Reichard und Weyershausen greifen für ihre nicht einmal vordergründig als solche erkennbare Argumentation auf selbsterlebte Anekdoten zurück. Beide kennen beides, also Stadt- und Landleben, und berichten aus beidem, mit allen Einwohnerzahl-Abstufungen, von der Einsiedelei über Dörfer, Kleinstädte und Vorstädte bis zu Millionenmetropolen. Ihr persönliches Erleben konzentriert sich dabei auf ihre Heimat: Braunschweig und Umgebung. Interessant ist, dass die beiden damit dennoch Allgemeingültiges zu Papier bringen.

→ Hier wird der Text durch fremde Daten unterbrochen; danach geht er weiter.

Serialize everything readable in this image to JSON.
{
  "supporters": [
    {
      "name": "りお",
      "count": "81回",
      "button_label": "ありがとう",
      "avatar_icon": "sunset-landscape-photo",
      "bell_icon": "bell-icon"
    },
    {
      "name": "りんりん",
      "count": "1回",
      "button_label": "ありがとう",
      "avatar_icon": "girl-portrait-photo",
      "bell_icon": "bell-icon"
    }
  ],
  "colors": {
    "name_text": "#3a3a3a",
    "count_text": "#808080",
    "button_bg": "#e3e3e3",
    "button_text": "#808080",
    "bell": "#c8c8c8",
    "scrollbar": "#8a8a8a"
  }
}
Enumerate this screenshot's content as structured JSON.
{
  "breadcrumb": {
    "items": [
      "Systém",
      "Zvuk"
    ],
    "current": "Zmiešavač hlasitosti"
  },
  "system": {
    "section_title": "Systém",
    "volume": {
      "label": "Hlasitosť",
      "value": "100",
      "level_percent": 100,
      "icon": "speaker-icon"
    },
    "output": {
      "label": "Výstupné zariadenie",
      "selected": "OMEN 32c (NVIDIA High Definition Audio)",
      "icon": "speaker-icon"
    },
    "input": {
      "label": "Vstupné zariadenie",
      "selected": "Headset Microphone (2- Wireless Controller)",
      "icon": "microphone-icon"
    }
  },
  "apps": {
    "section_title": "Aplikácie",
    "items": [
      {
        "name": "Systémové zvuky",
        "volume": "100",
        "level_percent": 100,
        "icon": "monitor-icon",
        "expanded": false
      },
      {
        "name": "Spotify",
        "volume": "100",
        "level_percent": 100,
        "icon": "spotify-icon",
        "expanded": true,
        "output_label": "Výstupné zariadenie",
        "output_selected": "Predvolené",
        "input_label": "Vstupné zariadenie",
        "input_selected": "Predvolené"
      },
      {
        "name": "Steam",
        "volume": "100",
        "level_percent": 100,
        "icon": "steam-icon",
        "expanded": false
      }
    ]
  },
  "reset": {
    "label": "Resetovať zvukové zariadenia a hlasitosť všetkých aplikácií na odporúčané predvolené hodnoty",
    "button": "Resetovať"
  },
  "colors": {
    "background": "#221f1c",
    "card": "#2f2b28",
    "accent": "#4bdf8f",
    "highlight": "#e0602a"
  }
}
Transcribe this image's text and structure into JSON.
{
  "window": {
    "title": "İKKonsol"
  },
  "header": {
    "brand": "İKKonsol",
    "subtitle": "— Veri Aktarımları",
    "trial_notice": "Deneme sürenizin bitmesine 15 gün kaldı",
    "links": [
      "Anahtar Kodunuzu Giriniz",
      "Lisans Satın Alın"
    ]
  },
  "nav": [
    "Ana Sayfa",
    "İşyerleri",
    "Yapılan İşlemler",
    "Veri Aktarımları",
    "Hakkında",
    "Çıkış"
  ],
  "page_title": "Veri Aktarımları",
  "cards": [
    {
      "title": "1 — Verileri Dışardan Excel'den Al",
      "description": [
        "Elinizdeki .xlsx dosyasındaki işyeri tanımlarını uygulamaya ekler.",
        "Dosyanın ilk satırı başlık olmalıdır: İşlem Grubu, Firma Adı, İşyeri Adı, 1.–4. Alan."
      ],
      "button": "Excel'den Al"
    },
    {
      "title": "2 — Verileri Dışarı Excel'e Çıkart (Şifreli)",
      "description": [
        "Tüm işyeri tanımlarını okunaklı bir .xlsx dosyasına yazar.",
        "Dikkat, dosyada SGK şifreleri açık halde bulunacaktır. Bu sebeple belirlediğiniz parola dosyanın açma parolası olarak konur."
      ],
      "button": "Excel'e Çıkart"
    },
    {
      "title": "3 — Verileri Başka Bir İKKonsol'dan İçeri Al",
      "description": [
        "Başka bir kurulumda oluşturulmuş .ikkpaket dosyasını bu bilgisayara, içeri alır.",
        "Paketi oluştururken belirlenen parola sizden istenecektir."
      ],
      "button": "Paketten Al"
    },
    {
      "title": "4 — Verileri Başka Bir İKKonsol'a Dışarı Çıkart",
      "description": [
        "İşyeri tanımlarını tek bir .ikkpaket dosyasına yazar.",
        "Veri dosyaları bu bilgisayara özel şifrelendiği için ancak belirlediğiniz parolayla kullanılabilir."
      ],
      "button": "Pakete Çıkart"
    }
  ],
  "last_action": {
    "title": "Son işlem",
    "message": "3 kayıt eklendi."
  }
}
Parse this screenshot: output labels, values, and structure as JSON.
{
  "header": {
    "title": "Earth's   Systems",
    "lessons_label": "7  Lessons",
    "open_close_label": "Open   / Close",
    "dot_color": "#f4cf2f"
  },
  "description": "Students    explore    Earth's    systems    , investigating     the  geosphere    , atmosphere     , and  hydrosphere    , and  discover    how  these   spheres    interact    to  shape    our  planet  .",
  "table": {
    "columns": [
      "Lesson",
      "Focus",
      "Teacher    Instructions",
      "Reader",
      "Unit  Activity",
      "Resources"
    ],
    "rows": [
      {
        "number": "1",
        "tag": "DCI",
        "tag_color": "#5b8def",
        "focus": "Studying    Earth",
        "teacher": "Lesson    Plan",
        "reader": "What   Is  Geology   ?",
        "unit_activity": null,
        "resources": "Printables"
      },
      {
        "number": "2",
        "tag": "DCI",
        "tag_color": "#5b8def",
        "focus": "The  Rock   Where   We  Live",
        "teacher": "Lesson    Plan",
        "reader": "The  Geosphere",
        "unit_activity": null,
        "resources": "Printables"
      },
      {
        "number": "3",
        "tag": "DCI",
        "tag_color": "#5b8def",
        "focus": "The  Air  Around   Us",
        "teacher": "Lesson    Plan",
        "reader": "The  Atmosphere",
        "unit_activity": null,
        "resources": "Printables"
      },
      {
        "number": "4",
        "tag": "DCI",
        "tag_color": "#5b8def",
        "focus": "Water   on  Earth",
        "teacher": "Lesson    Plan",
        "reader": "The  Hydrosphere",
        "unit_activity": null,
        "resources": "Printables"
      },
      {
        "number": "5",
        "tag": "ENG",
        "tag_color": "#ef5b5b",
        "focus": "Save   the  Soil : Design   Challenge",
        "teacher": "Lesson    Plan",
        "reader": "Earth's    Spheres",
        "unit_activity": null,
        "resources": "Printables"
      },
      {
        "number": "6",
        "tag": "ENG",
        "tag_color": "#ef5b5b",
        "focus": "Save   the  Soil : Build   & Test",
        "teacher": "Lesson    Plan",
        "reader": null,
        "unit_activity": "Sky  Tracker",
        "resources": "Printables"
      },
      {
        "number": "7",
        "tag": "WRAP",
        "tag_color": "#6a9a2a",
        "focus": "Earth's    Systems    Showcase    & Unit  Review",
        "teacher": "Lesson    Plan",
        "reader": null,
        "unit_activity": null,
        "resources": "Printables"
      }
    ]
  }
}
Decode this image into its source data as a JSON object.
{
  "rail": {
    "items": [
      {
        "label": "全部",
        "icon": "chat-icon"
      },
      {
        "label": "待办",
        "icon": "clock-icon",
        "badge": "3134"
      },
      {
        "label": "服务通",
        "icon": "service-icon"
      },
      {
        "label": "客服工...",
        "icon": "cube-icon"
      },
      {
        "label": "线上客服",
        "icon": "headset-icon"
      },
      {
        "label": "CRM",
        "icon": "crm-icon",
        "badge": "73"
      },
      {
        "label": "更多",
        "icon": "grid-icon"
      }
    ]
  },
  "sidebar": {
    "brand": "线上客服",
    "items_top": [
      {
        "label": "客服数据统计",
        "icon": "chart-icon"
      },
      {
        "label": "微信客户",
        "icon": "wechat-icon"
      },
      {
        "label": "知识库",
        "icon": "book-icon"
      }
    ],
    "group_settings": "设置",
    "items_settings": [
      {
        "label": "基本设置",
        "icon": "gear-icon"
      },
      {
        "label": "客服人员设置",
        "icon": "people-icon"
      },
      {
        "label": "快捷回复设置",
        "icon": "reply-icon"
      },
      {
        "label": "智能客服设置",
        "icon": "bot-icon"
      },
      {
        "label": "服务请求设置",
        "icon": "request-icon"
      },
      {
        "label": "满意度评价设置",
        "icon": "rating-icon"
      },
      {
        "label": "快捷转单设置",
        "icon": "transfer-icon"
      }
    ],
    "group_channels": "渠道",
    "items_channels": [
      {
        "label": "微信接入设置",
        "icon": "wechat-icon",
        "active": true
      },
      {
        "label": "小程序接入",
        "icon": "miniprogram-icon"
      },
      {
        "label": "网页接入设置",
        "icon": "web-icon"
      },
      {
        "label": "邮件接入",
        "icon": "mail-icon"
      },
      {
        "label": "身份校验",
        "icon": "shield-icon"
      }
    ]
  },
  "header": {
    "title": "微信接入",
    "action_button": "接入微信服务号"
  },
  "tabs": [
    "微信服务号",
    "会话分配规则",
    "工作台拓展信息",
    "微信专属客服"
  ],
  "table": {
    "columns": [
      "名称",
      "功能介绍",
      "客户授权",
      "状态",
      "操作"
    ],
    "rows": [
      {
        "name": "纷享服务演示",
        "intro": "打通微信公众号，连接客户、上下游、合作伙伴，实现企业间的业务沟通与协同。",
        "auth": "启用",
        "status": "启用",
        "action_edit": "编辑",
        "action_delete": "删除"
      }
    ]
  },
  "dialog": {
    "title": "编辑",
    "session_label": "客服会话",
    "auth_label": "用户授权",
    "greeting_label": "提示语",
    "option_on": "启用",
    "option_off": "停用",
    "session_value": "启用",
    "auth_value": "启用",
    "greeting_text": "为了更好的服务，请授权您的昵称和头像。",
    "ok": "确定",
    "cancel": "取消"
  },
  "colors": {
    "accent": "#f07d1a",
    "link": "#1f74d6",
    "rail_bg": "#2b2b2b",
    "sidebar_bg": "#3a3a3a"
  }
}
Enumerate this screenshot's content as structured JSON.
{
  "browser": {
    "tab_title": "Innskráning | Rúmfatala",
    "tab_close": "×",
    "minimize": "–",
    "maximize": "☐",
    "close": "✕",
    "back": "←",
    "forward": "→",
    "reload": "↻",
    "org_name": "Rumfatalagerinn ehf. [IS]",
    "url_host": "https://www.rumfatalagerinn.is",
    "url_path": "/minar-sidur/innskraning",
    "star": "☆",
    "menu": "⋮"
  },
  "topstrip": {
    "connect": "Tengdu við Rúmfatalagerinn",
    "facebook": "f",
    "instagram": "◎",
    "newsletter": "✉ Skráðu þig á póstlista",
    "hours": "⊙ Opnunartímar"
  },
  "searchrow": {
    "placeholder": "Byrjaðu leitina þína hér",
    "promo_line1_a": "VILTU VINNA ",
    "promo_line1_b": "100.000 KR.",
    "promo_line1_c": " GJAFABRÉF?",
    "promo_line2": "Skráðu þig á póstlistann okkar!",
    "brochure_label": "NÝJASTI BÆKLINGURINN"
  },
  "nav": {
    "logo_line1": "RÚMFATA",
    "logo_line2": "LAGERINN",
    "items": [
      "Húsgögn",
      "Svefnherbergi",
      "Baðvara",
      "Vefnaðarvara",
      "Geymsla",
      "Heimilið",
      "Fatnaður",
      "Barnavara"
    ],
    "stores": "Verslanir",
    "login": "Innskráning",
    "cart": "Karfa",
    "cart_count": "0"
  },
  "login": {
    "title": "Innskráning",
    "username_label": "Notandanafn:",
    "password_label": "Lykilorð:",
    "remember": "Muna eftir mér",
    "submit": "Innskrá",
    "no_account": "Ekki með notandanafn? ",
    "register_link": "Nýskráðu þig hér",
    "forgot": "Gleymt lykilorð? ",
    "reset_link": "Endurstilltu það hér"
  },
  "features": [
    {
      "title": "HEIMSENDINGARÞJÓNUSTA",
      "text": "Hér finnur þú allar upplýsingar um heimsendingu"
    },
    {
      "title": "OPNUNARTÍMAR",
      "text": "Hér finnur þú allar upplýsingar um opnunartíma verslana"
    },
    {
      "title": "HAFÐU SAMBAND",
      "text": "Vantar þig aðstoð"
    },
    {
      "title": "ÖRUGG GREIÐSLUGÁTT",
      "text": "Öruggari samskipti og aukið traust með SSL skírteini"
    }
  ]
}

Der Sprachstil der beiden Freunde ähnelt sich erstaunlicherweise. Sie schaffen erzählerisch Entspannung, sie hetzen nicht durch ihre Geschichten, und sie schlagen einen angemessenen Tonfall an, einen erwachsenen, besonnenen. Ihr Humor ist subtil, aber nachdrücklich. Sie machen keine Comedy und wollen auch keinen Poetry Slam gewinnen. „Harmlos“ wäre hier dennoch das falsche Attribut, sie wenden nur ein eigenes Wertesystem für die Qualität der erlebten Ereignisse an und wissen die gelegentlichen Exzesse unprätentiös und zurückhaltend zu schildern. Und sie fallen nicht ins Lästern, jedenfalls nicht als Hauptattraktion. Hier ist vielmehr das Wort „Seitenhieb“ angebracht. Ein lauthalses Loslachen des Lesers hat hier eine ganz andere Qualität und findet definitiv immer wieder statt.
Die Geschichten pendeln zwischen Aha-Effekt und Nostalgie, zwischen Euphorie und Melancholie. Auch dieser Abwechslungsreichtum trägt zum Lesevergnügen bei. So manche Geschichte bleibt nachhaltig hängen, etwa die mit dem Fußballspiel im Schnee und ohne Tore. Sie sind nach Monaten und Jahreszeiten sortiert und durchsetzt von längeren analytischen Essays über Grundthemen der jeweiligen Lebensweise.
Die beiden Autoren schildern ihre Begebenheiten übrigens nicht als Kooperationsteam, sondern jeder für sich, gekennzeichnet – abgesehen vom Kürzel – durch kleine Icons, gestaltet vom Comiczeichner Weyershausen, dem auch der Buchumschlag zu verdanken ist. Das vereinfacht die Orientierung. „Stadt. Land. Flucht.“ ist übrigens die zweite Gemeinschaftsarbeit der beiden nach „Kerle im Klimakterium“. Mit dem Album „Stadt, Land, Flucht“ der Band Jimmy Kafka hat es indes nichts zu tun. Und der Titel erinnert zudem an eine andere Kooperation zweier norddeutscher Autoren: „Stadt – Land – Mord“ von Susanne Fischer und Fanny Müller, die 1998 in Briefform einen Kriminalfall schilderten.
Am Ende bedauert man, dass man selbiges erreicht hat, das Buch könnte gerne auch länger dauern. Die Frage, welches Leben man für sich als das ideale empfindet, beantwortet dieses Buch natürlich nicht – aber es gibt massenhaft Denkanstöße. Wer nun nicht vor einer solchen Entscheidung steht, sei es aus Unvermögen oder weil die Entscheidung bereits feststeht, hat deshalb nicht weniger Freude an der Lektüre.